- Serves: 1
- Cook Time: 20 minutes
- Prep Time: 20 minutes
- Effort: easy
- 3 tbsp olive oil
- 3 tbsp onions, finely chopped
- 1 clove garlic, rushed
- 1 tsp Spanish paprika
- 7cm piece picante chorizo, sliced
- 1 fresh red chillies, eseeded and chopped
- 250 ml passata, (bottled sieved tomatoes)
- 600 g mussels, cleaned and bearded
- 3 tbsp dry white wine
- 1 plum tomato, quartered
- 4-6 new potatoes, halved and cooked
- 4 tbsp basil, shredded
- freshly ground black pepper
Tips and Suggestions
To clean mussels, scrub under cold running water, detaching the beard with a small sharp knife. Discard any with broken shells and any with open shells that do not close when tapped. After cooking, discard any that have not opened.
Real Cork recommends: enjoy with Vinho Verde from near the Douro and Quinta da Covela
1. Heat 2 tablespoons of the olive oil in a frying pan over medium-low heat. Add the onion and garlic, cover the pan and leave to sweat for 2 minutes.
2. Stir in the paprika and continue to cook, covered, for 5 minutes.
3. Add the sliced chorizo and the chilli cooking for a further 5 minutes.
4. Pour in the tomato sauce and simmer without the lid, stirring occasionally, for 5-7 minutes until thickened.

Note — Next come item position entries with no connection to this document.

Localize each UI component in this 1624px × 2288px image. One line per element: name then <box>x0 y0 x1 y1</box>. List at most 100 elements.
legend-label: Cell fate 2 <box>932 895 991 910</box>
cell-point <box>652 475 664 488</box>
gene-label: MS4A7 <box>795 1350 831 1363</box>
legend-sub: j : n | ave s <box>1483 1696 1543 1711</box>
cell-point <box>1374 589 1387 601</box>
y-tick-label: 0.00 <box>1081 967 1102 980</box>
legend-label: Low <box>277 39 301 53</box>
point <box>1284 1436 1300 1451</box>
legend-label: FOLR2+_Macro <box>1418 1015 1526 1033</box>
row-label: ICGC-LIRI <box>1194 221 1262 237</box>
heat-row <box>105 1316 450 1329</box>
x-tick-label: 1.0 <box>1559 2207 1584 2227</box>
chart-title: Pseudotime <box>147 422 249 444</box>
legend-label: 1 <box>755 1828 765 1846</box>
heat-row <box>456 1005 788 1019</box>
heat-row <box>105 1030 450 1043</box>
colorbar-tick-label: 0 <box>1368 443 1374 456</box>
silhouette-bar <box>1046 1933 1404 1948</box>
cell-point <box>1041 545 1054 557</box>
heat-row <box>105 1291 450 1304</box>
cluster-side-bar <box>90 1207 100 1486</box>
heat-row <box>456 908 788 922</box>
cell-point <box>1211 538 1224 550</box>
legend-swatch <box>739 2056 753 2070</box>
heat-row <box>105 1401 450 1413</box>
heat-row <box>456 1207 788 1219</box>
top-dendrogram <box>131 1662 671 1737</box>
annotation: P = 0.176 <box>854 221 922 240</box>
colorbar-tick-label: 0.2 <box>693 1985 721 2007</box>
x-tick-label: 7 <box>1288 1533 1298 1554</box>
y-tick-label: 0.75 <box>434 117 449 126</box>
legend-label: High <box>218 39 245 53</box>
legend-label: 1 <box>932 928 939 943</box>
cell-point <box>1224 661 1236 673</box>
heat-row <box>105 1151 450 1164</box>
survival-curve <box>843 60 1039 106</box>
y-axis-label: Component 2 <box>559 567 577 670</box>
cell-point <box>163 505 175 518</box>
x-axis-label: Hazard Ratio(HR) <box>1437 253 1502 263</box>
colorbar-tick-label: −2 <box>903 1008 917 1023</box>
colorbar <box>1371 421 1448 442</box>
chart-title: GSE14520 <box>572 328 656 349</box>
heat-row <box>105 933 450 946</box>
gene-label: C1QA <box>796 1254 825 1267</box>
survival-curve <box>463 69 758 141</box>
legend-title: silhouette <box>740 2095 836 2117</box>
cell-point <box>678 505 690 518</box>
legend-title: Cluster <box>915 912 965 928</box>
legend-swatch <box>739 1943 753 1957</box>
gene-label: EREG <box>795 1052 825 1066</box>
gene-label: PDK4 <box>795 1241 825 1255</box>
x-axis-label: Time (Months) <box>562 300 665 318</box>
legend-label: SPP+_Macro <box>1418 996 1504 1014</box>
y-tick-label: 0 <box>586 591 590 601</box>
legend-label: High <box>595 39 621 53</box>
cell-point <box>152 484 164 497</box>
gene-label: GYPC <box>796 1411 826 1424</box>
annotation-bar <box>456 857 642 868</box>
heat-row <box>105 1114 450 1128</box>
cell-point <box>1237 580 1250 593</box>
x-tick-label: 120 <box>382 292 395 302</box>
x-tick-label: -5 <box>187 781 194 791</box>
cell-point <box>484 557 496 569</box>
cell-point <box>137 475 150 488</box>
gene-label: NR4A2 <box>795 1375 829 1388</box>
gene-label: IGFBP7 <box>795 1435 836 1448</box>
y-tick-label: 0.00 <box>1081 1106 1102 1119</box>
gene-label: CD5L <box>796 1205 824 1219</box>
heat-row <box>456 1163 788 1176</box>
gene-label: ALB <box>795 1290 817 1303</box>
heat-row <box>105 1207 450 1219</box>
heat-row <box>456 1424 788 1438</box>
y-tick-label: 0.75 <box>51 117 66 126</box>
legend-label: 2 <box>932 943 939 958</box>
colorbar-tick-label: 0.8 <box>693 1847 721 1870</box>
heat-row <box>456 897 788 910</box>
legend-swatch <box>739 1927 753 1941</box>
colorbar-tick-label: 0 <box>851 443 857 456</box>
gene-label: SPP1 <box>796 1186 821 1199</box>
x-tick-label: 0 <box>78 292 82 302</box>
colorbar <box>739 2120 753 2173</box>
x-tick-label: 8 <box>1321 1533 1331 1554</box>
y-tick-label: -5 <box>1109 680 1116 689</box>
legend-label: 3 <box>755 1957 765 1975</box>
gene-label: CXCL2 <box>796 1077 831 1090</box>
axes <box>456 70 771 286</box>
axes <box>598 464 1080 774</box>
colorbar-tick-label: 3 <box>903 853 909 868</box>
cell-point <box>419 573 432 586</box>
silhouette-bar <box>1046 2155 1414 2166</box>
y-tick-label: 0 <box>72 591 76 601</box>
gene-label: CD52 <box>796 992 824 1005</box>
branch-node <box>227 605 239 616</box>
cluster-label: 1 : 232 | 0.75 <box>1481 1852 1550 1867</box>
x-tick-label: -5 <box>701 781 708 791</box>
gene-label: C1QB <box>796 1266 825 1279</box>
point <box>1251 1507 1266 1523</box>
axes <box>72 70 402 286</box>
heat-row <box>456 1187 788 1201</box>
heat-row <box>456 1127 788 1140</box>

5. While the sauce is cooking, heat the remaining tablespoon of oil in a heavy-based pan over medium-high heat. Add the mussels and white wine. Cover with a tight-fitting lid and cook for about 5 minutes, shaking the pan occasionally, until the mussels open. (Discard any that do not open.)
6. Pour the tomato sauce over the mussels, add the fresh tomato, potatoes and a twist of black pepper. Reduce the heat and simmer for a few minutes to heat through.
7. Add the basil and pour into a bowl. Serve immediately.